After playing some cornerback as a sophomore, Pearson started at free safety in Hibriten's 3-5 defense last season.
"It was different for him, because he never played safety," Lewis said. "It took him awhile to get adjusted at that position. But he really progressed as the year went along on defense.
"He makes all our checks in the secondary [and] gets everybody in the right position. We ask him a lot to come up on the run – fill the alleys. Mainly, we'll play a cover-three where he has the middle zone. And then we'll go some man-free, where he's free."
Pearson also returns punts and kickoffs for Hibriten.
In early February, Pearson verbally committed to Duke. His older brother, Damian Thornton, will be a senior linebacker for the Blue Devils this season.
"I like the campus and the program is getting a whole lot better," Pearson said. "That's where my brother goes so I have family there and know people down there. Really, I like the way they do things down there. Coach [David] Cutcliffe said they're going to have a faster team and they've been getting faster and they've been winning games."
Pearson made the commitment a couple days before the previous class had even been signed.
"I just wanted to have something in my back pocket," Pearson said. "I just wanted to secure a good scholarship and feel safe."
Thus far, Duke is the only school to offer Pearson a scholarship. However, he is receiving significant interest from Clemson, North Carolina, South Carolina, Virginia, and Wake Forest.
"[Most schools] have film on him and are in the process of evaluating him," Lewis said. "I think Duke got a head start because of Darius [Lipford] and [Pearson's] brother."
Pearson says the commitment is firm, but he plans to visit other schools.
"I don't know right now," Pearson said when asked if a new scholarship offer could change his commitment status. "We'll have to wait and see."
Since committing, Pearson has only visited Duke – he attended Saturday's Junior Day.
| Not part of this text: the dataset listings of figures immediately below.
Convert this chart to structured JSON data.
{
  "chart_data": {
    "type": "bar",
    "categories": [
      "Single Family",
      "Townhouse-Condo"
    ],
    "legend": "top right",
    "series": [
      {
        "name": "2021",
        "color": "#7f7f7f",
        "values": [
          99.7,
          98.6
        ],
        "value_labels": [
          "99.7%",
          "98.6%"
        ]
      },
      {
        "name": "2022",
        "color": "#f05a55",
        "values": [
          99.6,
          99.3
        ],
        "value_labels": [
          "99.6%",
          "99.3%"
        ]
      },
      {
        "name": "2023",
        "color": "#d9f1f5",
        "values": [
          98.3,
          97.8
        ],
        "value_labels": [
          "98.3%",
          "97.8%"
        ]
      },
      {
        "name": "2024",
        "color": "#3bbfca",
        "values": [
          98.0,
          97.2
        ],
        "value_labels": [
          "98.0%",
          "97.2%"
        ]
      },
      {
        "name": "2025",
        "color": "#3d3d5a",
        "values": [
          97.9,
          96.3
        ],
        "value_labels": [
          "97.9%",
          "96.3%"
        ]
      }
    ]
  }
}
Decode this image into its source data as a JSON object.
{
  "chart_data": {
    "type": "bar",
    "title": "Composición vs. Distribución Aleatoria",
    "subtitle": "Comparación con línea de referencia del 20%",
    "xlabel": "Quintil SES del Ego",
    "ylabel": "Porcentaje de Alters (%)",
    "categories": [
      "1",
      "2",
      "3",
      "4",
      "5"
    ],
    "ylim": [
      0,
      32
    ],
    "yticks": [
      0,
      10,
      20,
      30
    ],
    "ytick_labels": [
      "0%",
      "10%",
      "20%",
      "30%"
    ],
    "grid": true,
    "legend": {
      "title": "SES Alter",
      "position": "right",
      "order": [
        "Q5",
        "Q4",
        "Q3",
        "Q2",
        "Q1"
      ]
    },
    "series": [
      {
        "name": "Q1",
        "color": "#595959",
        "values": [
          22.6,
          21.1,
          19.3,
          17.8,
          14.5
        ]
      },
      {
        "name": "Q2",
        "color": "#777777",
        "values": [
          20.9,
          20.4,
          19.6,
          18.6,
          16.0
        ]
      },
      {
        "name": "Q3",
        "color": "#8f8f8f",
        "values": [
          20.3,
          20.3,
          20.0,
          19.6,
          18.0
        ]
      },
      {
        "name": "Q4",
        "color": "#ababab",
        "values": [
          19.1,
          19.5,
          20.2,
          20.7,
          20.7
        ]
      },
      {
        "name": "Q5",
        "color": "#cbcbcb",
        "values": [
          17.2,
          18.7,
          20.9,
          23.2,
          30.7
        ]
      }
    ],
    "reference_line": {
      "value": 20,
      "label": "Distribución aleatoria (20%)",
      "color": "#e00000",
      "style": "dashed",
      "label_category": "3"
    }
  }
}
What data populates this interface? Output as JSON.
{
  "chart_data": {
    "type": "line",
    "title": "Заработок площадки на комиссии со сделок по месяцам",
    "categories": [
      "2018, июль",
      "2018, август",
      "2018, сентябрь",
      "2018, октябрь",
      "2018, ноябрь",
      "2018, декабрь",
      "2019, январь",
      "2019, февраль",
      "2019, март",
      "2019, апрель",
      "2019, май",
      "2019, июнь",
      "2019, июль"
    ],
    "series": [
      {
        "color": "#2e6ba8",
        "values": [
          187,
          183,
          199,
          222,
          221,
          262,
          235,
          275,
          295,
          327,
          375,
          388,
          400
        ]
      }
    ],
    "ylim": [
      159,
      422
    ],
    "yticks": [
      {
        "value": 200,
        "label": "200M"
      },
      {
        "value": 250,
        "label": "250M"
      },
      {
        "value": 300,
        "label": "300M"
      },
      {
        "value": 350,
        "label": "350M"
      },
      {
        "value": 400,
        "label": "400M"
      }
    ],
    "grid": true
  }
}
But he plans to attend Clemson's upcoming Junior Day and numerous college camps this summer, including Duke's, UNC's, and Wake Forest's.
Last summer, Pearson camped at both Duke and UNC. He also attended games at Clemson, Duke, UNC, Virginia Tech, and Wake Forest.
Because of his versatility, Pearson is being recruited for a variety of positions.
"It all depends on who you talk to," Lewis said. "I think a lot of [schools] are actually looking at him as a defensive back. There are a few schools that have expressed interest in him playing offense."
Lewis feels Pearson's best fit is at running back in a spread offense or at slot receiver. However, he believes Pearson is a sleeper on the defensive side of the ball.
"He's kind of a diamond in the rough defensively, because he's still developing there" Lewis said. "He's followed along offensively, but we didn't play him on defense a whole lot until his junior year."